Solid headline financials
EBITDA of $1.09 billion and underlying NPAT of $353 million for H1 FY26; interim fully franked ordinary dividend of $0.24 per share declared; EBITDA broadly flat versus the prior half despite lower market volatility.
Customer growth, satisfaction and margin improvement
Total services to customers increased by 108,000 (including ~45,000 Ampol Energy services); customer satisfaction score rose to 83.8; Strategic NPS +4; churn spread to market remained strong at 5.3 percentage points; consumer margin improved 10% versus the prior half.
Strong battery performance and financial returns
Operated battery fleet delivered $35 million EBITDA (up $10 million on the prior half); fleet EAF 99%; Torrens Battery annualized yield ~24% (annualized EBITDA / $189 million CapEx); flexible asset premium of 20% to the time-weighted average price for the half (7 percentage points above FY25).
Development pipeline and project milestones
Development pipeline expanded to 11.3 GW (up from 9.6 GW at FY25); signed two long-term PPAs with Tilt Renewables (Palmer and Waddi wind farms); awarded CIS for 600 MW Hexham Wind Farm and allocated 176 MW peak capacity credits to the proposed Kwinana Swift Gas 2 project.

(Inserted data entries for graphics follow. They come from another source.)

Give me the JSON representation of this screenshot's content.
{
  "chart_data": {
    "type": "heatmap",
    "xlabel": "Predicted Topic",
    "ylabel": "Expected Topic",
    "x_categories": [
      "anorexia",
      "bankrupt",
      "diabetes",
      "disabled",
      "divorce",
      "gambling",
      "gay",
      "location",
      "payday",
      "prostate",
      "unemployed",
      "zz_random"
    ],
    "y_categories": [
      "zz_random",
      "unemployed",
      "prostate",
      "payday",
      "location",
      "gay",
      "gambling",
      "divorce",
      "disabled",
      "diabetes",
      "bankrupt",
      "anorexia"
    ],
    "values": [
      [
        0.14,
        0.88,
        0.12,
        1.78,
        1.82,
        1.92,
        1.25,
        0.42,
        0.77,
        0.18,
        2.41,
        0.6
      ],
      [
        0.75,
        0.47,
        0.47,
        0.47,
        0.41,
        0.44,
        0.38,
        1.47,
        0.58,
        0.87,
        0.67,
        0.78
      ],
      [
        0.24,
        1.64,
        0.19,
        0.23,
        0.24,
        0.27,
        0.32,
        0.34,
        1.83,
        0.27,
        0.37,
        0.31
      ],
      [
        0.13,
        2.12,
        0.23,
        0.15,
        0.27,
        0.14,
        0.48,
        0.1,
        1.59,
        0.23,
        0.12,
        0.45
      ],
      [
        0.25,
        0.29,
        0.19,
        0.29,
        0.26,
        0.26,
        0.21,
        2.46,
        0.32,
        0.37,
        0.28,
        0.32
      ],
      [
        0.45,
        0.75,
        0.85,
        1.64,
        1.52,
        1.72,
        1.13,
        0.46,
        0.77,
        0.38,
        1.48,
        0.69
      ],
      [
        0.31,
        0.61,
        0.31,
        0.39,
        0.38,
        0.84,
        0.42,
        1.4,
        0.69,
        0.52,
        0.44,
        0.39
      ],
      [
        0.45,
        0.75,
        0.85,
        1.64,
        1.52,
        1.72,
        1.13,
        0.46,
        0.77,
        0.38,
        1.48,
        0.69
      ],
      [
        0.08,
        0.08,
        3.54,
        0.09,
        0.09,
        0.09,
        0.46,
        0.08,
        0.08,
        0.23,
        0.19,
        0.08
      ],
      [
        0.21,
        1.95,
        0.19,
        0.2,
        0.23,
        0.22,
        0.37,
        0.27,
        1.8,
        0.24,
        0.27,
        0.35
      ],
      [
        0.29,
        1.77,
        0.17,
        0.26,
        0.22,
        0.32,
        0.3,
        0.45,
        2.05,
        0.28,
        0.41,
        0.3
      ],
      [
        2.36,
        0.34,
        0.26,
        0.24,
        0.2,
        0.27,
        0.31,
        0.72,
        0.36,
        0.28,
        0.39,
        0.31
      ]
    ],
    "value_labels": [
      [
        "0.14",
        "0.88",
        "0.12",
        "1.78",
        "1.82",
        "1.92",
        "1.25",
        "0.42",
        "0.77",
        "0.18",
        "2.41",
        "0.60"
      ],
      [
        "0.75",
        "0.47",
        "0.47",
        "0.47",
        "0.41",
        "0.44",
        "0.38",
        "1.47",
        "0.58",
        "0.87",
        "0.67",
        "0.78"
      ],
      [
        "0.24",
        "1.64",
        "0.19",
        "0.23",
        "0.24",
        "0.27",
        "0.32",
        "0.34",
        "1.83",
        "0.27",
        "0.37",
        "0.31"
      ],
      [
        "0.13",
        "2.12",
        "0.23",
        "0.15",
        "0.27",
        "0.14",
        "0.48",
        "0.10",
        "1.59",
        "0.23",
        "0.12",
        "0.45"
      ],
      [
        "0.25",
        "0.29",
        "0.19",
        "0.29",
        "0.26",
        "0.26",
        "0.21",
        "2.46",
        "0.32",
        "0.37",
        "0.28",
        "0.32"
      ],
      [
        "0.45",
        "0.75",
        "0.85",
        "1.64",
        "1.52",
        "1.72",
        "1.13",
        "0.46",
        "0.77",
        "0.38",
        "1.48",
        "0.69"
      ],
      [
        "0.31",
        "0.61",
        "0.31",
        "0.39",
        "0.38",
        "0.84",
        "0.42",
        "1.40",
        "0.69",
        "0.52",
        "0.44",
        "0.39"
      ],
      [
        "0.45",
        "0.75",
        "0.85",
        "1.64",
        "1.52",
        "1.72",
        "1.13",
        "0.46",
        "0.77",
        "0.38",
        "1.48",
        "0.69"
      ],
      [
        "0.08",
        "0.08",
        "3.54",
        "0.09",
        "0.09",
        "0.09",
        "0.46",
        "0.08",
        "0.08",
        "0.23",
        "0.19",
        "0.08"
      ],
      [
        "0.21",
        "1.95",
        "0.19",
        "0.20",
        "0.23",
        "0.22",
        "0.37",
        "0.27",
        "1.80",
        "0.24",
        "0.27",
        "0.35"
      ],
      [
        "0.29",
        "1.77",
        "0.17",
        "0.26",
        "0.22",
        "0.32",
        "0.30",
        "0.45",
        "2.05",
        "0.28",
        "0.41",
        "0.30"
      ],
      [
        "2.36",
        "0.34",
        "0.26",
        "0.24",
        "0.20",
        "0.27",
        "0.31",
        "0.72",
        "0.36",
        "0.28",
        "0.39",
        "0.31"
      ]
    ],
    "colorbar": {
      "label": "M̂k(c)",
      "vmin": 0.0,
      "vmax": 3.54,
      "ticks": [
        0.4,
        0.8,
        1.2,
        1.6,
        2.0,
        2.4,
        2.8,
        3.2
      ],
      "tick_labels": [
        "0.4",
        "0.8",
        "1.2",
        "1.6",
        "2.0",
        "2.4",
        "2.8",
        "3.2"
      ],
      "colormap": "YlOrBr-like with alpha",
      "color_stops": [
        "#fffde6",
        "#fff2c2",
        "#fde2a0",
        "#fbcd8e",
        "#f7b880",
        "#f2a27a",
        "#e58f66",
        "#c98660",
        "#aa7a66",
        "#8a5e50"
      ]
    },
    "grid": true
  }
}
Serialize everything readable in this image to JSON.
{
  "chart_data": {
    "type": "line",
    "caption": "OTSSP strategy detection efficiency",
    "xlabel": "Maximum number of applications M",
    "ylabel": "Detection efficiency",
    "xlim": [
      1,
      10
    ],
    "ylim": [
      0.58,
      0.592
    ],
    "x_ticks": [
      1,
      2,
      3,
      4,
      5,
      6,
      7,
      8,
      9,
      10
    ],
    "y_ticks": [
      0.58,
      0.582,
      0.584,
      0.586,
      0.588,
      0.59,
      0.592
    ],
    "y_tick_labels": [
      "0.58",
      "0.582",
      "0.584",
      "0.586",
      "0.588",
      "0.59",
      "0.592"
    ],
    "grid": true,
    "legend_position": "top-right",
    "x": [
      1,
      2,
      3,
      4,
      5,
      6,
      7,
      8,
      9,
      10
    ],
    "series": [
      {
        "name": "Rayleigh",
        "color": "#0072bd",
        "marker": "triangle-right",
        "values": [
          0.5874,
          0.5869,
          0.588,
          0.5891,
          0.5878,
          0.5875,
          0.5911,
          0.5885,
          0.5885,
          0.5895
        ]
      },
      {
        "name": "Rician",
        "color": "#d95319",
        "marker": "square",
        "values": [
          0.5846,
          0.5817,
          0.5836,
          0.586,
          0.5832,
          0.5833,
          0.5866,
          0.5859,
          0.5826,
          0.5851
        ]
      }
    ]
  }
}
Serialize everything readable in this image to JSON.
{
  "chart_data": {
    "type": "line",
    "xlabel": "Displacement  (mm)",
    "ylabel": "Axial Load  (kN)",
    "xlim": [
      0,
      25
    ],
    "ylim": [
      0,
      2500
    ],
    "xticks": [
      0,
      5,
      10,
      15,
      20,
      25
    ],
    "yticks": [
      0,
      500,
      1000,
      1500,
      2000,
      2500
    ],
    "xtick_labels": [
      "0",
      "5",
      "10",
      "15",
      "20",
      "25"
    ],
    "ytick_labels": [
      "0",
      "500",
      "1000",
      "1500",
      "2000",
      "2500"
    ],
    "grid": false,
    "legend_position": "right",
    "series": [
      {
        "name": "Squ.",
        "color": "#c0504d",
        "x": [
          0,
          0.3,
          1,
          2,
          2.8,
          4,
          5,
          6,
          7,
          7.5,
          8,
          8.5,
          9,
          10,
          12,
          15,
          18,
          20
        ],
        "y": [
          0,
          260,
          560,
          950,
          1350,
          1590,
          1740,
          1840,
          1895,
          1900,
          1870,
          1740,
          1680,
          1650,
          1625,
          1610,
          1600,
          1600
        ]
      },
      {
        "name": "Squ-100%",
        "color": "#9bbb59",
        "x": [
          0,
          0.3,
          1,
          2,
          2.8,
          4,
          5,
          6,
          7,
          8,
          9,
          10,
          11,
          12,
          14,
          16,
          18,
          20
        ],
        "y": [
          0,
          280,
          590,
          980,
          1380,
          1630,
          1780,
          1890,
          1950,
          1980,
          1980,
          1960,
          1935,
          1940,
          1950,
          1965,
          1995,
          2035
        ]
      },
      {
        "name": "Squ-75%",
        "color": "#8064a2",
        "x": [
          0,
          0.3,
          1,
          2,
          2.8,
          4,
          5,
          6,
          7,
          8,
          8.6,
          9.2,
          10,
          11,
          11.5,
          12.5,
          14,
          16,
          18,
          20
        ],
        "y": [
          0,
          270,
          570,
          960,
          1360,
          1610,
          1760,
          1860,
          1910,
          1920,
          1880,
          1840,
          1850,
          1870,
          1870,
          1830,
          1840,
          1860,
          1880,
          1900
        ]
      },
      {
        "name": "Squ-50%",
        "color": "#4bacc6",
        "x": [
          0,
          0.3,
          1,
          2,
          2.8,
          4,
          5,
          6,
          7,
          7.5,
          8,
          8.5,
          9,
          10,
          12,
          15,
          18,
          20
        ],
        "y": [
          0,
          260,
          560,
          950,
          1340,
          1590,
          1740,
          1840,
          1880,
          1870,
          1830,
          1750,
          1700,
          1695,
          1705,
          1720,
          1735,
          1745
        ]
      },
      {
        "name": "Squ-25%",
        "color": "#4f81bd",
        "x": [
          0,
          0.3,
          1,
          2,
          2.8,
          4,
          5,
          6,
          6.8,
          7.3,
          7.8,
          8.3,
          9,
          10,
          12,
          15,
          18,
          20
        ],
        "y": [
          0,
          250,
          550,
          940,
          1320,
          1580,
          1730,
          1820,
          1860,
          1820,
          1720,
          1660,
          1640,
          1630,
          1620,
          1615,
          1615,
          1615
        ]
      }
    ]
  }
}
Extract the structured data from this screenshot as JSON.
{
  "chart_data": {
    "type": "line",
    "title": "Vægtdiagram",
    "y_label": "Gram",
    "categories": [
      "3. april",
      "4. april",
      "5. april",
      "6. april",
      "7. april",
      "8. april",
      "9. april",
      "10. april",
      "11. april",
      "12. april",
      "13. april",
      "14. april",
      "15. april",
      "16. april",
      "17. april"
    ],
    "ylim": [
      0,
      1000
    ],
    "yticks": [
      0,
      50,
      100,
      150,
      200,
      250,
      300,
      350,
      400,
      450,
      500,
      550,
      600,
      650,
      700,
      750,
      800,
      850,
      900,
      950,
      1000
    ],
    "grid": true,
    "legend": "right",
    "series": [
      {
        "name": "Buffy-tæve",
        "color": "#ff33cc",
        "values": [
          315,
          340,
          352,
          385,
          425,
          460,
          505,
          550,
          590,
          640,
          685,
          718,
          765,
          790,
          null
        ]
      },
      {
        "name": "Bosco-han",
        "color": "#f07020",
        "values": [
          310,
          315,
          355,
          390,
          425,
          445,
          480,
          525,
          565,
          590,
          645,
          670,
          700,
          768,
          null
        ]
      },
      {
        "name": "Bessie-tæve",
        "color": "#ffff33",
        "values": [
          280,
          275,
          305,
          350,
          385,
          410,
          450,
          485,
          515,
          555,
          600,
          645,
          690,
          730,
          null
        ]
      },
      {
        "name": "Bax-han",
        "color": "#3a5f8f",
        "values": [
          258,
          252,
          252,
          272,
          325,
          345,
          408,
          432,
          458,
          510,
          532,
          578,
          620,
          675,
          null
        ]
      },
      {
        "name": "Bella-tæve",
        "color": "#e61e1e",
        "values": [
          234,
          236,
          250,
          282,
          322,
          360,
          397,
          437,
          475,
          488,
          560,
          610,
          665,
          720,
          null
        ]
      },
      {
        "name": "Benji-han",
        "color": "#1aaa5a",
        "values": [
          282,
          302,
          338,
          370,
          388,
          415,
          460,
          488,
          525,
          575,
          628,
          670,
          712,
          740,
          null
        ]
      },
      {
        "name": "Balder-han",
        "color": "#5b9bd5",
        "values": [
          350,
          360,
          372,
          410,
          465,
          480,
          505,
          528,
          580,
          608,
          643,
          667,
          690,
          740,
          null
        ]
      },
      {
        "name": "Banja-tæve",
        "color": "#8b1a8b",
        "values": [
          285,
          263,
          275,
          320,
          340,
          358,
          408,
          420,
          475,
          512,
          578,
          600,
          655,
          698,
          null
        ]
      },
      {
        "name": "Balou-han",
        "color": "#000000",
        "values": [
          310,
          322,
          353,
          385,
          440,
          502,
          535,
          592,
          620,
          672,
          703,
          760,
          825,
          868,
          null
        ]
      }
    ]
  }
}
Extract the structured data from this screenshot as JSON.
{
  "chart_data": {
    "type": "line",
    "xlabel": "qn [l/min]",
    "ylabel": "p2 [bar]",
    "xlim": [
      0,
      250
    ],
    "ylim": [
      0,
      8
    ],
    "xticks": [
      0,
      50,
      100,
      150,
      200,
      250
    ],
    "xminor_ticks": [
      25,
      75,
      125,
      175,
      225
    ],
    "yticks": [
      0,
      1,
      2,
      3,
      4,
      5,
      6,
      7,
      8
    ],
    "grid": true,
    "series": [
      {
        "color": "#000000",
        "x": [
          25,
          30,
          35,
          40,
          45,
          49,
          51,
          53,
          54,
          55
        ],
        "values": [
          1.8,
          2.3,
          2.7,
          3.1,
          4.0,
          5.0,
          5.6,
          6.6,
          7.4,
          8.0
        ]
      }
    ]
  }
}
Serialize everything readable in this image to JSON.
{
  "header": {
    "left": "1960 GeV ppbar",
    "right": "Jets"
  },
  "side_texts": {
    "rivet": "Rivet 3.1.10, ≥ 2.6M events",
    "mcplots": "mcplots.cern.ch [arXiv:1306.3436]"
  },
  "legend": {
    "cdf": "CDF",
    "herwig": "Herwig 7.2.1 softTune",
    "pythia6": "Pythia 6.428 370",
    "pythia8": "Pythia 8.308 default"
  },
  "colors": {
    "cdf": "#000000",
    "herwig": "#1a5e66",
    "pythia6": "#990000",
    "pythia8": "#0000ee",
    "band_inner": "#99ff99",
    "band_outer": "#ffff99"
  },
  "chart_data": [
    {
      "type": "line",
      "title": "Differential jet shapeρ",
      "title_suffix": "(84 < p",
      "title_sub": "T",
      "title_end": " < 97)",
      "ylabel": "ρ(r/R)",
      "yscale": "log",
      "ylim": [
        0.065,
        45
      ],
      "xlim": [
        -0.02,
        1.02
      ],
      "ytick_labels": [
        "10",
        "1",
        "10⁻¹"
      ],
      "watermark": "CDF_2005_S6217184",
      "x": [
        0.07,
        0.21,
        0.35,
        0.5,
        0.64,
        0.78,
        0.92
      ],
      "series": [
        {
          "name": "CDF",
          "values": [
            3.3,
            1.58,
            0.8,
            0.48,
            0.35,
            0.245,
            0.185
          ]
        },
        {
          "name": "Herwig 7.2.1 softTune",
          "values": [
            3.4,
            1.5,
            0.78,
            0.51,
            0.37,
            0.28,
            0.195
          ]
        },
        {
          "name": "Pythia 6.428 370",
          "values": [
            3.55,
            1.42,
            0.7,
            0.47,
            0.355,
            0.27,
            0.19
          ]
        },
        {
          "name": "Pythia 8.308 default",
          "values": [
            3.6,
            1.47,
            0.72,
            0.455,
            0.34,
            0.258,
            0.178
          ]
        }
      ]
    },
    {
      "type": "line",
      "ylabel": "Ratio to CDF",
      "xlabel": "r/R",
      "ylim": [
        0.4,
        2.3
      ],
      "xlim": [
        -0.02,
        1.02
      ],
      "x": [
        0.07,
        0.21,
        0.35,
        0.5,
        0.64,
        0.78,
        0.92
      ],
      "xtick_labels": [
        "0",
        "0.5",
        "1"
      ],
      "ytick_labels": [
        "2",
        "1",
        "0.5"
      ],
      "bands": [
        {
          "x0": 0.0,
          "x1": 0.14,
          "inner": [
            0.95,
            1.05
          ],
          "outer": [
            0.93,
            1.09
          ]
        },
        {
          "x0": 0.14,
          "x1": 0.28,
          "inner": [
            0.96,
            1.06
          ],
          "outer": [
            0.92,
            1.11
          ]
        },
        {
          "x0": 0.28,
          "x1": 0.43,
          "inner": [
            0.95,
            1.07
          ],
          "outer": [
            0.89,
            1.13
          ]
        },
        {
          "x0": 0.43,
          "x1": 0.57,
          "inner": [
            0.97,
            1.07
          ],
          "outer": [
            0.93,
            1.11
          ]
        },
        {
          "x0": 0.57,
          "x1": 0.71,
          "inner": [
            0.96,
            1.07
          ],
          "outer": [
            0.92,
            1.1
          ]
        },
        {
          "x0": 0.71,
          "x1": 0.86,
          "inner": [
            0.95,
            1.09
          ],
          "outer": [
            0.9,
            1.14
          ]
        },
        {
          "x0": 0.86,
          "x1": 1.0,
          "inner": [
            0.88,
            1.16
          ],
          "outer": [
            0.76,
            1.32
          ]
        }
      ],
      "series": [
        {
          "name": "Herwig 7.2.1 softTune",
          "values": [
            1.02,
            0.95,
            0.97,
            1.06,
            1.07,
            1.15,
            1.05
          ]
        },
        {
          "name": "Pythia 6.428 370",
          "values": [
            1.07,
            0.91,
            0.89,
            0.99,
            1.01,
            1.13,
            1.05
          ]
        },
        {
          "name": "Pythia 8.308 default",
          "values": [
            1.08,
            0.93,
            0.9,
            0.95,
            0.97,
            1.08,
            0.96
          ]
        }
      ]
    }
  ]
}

Progress on large-scale firming assets and CapEx deployment
Construction commenced on the 500 MW Tomago Battery; Liddell Battery (500 MW) expected to reach progressive operations (first 250 MW in Q3 FY26) and full operations in Q4 FY26; FY26 growth CapEx expected ~ $760 million with ~ $650 million targeted at firming projects.
Balance sheet, liquidity and capital recycling
Tilt divestment (19.9%) announced for $750 million expected to settle by Q3; telecom divestment to Aussie Broadband bringing ~ $115 million in shares and a strategic partnership; liquidity of ~ $1.2 billion in cash and undrawn committed facilities; $500 million AMTN issuance >10x oversubscribed; investment-grade Baa2 rating maintained.
Cost discipline and productivity program
Operating cost outlook improved versus prior expectations (now tracking under the previously forecast 3% increase and nearer to a sub-2% increase for FY26); company targeting sustainable net operating cost reductions of $50 million per annum after CPI from FY27.
Retail & platform momentum
Kaluza achieved major contract wins (largest deployment to date with Engie), more than doubled contracted meters over two years; acquisition of South Australia's Virtual Power Plant (SAVPP) integrated and contributed earnings; residential battery customer base doubled over 12 months and new Battery Rewards and VPP initiatives expanding orchestration capability.